Ленин. Казнить надо не вас, а нас, руководителей… Воспитывали плохо, плохо школили, в руках держать не умеем. Вы — сущность партии, ее костяк, жизнь, надежда, а нате вам! У Дятлова появились свои «но»… Ленин гнет не туда, может быть, куда гнул Маркс? Так, стало быть? Отвечайте.

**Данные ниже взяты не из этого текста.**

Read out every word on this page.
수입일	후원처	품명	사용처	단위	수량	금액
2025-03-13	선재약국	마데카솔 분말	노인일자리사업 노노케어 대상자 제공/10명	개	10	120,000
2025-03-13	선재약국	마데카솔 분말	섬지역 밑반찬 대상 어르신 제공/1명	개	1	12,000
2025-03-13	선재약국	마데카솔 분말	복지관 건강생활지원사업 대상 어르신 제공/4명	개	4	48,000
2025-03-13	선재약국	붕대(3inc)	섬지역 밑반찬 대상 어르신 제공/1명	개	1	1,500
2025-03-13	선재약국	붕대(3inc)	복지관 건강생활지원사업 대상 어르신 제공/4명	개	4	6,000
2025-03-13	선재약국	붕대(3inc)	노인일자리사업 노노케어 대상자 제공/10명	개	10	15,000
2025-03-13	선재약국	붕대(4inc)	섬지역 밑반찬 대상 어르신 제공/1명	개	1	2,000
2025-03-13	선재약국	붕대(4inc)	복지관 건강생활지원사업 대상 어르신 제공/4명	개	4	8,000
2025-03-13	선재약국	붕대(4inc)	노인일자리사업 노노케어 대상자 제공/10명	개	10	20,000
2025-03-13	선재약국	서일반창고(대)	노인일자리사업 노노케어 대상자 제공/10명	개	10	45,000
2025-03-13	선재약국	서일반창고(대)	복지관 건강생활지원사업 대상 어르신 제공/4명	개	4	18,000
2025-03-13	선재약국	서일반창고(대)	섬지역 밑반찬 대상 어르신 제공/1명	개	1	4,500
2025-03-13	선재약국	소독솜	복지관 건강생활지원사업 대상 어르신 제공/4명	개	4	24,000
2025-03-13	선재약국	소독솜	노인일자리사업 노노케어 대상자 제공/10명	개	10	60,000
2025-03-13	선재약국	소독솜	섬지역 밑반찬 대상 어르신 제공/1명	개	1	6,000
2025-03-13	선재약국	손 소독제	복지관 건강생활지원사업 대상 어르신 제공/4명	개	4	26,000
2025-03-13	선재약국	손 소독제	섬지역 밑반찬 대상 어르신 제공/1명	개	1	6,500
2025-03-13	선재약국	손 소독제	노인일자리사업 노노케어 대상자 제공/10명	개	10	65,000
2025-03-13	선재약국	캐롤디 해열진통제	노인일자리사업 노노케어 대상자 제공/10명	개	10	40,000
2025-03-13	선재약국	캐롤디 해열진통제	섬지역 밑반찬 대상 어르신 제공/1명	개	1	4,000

Дятлов. Владимир Ильич, неужели у Дятлова не могут появиться сомнения?
Ленин. Не могут!
Дятлов. Как?!
Ленин. Так, очень просто. Не могут. И в этом наше величайшее счастье, что у нас с вами относительно партии не может быть никаких сомнений, никаких «но». Счастье! Слышите? Нам повезло, как никому на свете, открыть неслыханного человека, без сомнений, великолепного по ясности, недюжинного, железного. Откроюсь вам, — хоть я не терплю красивых слов, но тут другого нет, — я перед нашей партией преклоняюсь… несмотря на огромное количество наших недостатков. Такой партии до нас никто не мог создать — ни бог, ни царь и не герой! А вы… да нет, товарищ Дятлов, тут недоразумение… нет у вас никаких «но».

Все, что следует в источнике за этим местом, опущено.